At a Potato Digging (Death of a Naturalist 1966)
IV
Under a gay flotilla of gulls
Rhythm deadens, the workers stop.
Brownbread and tea in bright canfuls
Are served for lunch. Dead beat, they flop
Down in the ditch and take their fill,
Thankfully breaking timeless fasts:
Then, stretches on the faithless ground, spill
Libations of cold tea, scatter crusts.
Freedman (North 1975)
Subjugated yearly under arches,
Manumitted by parchments and degrees,
My murax was the purple dye of lents
On calendars all fast and abstinence.
'Memento humo quia pulvises:'
I would kneel to be impressed by ashes,
Silk friction, a light stipple of dust---
I was under thumb too like all my caste
One of the earth-starred denizens indelibly
I sought the mark in vain on the groomed optimi:
Their estimating, census-taking eyes
Fastened on my mouldy brow like lampreyes.
Then poetry arrived in that city---
I would abjure all can't and self pity--
And poetry wiped my brow and sped me.
Now they will say I bite the hand that fed me.
Ranking the Heaney volumes:
Seeing Things--- a departure from the archaeological style from North and political climate of Station Island, the volume is more personal in outlook, looking at family, childhood, poetry and memory.

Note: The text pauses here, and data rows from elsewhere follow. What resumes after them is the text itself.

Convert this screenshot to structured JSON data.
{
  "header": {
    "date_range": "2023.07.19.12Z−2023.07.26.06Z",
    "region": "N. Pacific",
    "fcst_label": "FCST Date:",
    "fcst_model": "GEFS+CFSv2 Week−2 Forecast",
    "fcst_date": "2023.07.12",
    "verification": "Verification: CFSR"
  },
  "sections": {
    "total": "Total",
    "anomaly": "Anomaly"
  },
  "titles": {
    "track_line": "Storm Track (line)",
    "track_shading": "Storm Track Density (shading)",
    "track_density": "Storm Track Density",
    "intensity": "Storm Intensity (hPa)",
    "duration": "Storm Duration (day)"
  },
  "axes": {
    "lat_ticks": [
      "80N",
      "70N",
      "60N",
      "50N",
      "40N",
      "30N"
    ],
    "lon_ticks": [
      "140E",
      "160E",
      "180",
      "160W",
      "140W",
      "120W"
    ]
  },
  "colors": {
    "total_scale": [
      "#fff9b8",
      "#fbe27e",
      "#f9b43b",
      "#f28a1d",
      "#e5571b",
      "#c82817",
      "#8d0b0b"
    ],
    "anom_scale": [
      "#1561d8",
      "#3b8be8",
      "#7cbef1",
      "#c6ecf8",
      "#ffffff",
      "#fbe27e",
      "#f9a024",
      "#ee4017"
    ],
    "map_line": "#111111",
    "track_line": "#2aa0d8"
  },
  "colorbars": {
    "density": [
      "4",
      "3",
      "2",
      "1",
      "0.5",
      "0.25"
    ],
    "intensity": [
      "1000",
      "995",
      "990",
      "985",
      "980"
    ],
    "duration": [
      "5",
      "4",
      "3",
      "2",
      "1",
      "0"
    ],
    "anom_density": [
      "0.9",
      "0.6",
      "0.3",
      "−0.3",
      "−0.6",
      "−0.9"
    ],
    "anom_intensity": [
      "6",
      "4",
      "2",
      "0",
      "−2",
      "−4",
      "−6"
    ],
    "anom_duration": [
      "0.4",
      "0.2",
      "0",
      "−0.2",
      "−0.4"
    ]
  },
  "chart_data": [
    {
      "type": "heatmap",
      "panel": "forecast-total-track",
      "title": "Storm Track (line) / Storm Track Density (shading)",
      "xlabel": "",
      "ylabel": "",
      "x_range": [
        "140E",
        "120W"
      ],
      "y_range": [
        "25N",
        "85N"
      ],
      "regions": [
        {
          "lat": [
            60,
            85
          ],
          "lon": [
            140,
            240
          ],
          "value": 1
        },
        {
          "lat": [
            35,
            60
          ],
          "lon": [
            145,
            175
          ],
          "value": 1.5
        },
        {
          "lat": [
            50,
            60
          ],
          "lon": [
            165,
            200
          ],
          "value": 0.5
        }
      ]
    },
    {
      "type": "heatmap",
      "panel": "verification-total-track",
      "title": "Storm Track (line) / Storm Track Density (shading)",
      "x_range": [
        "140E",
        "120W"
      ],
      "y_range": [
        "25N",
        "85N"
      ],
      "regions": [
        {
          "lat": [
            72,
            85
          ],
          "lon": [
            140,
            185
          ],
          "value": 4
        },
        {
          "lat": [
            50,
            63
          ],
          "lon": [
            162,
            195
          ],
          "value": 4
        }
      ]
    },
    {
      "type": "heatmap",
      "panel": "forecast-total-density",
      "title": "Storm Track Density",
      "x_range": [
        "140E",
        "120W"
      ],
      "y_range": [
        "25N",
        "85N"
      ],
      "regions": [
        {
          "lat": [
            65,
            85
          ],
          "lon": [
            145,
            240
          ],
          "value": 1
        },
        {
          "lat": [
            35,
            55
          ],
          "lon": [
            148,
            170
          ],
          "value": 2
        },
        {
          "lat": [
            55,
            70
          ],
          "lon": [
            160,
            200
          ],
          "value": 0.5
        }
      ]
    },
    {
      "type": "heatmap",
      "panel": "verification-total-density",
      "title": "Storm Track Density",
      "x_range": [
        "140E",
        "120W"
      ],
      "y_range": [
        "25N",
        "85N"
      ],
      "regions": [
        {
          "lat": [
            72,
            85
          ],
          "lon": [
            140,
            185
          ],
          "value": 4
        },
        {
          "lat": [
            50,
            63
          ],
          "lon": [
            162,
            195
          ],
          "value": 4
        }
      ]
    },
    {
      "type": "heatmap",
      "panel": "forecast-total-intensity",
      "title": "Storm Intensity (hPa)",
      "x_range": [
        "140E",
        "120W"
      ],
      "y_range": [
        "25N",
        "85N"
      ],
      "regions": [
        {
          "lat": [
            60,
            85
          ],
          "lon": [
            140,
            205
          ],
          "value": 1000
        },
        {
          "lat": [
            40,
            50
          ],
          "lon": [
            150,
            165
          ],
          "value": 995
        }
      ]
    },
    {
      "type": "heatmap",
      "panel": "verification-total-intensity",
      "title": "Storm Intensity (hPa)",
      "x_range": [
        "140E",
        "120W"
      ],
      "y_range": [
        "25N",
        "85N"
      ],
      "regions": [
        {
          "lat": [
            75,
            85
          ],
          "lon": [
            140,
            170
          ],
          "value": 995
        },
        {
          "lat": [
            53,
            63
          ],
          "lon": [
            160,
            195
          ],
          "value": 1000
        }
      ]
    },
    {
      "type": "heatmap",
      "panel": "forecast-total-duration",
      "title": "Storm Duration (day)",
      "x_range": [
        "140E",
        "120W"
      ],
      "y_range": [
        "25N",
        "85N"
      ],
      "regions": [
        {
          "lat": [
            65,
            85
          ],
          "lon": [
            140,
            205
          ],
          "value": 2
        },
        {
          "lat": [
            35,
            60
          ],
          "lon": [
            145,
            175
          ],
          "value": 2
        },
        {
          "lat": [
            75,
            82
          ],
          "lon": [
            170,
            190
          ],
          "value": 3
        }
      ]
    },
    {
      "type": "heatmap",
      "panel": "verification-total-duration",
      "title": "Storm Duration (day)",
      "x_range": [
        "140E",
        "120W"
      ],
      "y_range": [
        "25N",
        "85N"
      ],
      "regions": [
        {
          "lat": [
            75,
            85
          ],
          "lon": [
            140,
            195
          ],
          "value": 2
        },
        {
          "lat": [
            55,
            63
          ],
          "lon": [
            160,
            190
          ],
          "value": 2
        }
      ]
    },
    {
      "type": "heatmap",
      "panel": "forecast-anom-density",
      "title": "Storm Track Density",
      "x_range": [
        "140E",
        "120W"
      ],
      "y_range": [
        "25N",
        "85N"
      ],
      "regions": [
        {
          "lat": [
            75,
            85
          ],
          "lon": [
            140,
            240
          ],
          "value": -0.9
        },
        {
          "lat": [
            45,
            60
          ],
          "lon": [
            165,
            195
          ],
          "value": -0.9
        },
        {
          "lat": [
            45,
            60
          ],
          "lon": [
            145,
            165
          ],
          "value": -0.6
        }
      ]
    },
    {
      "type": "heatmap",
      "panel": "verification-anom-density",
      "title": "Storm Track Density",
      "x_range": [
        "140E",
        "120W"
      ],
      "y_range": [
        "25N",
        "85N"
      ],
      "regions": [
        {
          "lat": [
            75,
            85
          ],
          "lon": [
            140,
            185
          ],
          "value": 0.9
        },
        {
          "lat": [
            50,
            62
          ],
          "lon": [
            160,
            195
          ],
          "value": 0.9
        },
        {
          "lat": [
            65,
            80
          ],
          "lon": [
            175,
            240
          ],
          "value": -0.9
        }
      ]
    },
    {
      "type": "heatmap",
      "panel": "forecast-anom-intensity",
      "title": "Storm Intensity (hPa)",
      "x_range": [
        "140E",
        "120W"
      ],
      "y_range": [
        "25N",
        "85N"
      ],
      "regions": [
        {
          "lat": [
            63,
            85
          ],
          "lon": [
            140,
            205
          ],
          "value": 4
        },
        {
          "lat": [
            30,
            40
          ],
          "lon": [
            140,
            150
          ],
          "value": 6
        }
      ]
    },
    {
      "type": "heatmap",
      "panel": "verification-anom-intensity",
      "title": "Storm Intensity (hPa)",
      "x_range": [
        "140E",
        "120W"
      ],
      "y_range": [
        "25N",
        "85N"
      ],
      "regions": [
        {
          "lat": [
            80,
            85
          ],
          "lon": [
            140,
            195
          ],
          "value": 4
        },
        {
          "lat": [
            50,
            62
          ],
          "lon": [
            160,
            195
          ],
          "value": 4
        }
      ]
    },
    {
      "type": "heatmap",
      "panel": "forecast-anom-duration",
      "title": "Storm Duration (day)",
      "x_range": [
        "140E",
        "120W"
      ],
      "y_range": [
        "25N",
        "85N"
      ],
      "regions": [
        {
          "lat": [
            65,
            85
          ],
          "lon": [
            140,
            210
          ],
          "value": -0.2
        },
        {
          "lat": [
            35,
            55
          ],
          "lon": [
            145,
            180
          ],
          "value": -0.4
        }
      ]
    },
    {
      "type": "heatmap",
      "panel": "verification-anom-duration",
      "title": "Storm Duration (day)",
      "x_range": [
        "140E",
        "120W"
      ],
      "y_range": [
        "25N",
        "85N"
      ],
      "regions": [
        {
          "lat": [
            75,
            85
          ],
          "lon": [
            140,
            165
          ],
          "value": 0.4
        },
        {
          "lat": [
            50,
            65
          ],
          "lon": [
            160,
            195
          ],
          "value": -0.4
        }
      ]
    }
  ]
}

Station Island--- political, looking at Irish Troubles, the sequence of poems found in Station Island (consisting of three day pilgrimage with each unite of modern pilgrim's exercises is Station and large part of each station involves walking bare foot and praying round the beds, which are stone-circles which are said to be remains of early medieval monastic cells), suggests the influence of pilgrimage of Geoffrey Chaucer and visionary strangeness of Eliot. Henry encounters ghosts from Irish past, and his guide, drawing comparison to Dante, is Irish master Joyce. There are also influences from Eastern European poetry here: Brodsky, Milosz, Sorescu, Holub, Herbert, poets he begun to translate, making him more cosmopolitan.
North-- this collection makes use of Scandanivian myths and Legends to reveal the connection between Ireland and Nortu Europe, with Irish troubles at the heart of the volume.
Death of a Naturalist--- first volume which set forth the themes of Heaney by using the pen to dig the past, Heaney assures himself of using the pen to explore his national past and act as conscience of the country, like Milosz.
Definitely one of the finest Post-war poets, appealing because of his down-to-earth language which displays ethical beauty (blending pre-christian and Catholic insights), and lyrical depth. Deseves his place in the premier league of poetry, with influences rainging from Virgil and Dante to contemporary like Elizabeth Bishop, Milosz, Brodsky.